US inflation quashes the chances of a June Fed rate cut
US core consumer price inflation came in at 0.4% month-on-month, above the 0.3% consensus – only one forecaster predicted such an outcome so just like last Friday's jobs report this is another significant upside surprise that should quash expectations of a June Federal Reserve interest rate cut. 15bp of cuts were priced ahead of time, but this has now collapsed to just 5.5bp. We have two more jobs reports and two CPI reports, but to deliver a June cut we would likely need to see payrolls growth drop closer to 100k and both core CPI prints to come in at 0.2% MoM – the latter of which is on the day of that 12 June FOMC meeting.
The details show the 0.4% MoM core increase was 0.359% to three decimal places so we weren't a huge distance away from 0.3%, but this is still far too hot for the Fed. We need to ideally hit 0.17% MoM each month to bring us down to 2% year-on-year over time, so we are still running at double the pace we need to be at.
The strength was caused by the supercore services (services ex energy, ex housing), which rose 0.65% MoM with medical care services jumping 0.6% MoM and transport services increasing 1.5% MoM (led by a 1.7% jump in maintenance and a 2.6%MoM/22.2%YoY increase in vehicle insurance).

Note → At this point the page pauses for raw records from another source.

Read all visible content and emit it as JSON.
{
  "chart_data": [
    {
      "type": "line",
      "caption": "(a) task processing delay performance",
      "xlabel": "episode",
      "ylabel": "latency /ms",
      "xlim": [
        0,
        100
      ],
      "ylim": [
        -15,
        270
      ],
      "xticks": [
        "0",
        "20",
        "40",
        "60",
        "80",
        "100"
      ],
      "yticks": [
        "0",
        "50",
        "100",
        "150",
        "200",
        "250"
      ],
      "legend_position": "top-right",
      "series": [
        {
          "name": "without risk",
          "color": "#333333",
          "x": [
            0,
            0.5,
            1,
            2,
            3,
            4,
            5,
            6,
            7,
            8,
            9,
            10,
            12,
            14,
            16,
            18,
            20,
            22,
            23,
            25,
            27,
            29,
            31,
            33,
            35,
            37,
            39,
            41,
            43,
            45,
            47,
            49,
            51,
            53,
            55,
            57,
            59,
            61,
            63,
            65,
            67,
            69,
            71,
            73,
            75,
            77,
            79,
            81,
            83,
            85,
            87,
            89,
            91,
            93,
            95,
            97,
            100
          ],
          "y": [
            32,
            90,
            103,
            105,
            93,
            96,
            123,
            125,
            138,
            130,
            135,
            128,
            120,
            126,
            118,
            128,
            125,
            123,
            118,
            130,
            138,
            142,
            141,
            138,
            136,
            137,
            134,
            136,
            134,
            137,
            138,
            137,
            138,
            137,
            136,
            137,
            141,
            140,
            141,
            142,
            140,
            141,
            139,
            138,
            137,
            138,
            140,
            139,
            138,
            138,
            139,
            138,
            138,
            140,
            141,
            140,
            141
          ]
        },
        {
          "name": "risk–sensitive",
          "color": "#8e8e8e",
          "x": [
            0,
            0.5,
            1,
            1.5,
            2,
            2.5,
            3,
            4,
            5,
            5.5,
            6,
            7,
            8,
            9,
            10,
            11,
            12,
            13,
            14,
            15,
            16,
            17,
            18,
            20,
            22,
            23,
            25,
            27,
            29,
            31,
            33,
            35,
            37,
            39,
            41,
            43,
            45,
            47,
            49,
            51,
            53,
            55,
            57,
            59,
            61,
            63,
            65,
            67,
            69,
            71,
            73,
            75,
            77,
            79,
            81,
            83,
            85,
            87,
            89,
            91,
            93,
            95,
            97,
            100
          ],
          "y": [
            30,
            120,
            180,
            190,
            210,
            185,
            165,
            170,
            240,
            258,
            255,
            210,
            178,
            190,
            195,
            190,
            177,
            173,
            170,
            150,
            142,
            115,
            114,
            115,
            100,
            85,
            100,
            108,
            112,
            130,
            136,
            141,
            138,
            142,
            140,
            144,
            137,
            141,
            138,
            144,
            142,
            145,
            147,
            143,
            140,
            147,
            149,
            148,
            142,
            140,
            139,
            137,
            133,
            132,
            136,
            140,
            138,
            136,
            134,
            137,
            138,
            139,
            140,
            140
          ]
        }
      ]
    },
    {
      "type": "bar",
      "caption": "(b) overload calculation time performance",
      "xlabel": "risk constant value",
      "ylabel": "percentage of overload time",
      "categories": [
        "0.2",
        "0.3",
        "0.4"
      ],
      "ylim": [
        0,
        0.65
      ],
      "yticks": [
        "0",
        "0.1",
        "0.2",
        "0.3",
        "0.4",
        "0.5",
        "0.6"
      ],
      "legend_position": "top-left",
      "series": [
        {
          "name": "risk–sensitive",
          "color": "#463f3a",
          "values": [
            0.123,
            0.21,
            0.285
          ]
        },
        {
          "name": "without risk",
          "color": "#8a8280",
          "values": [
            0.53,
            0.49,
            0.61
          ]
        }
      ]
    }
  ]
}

The cost of shelter rose 0.4% while a 1.1% increase in energy costs and a 0.1% increase in food meant headline inflation also rose 0.4% MoM (0.378% to three decimal places). There was better news for car buyers with new and used vehicle prices both falling while recreation prices and airline fares both fell for the first time since November.
Given this situation a June rate cut is not happening, barring a rapid reversal of fortunes for the economy. July is also doubtful, meaning September is the more probable start point of any easing, which would limit the Fed to a maximum of just three rate cuts this year.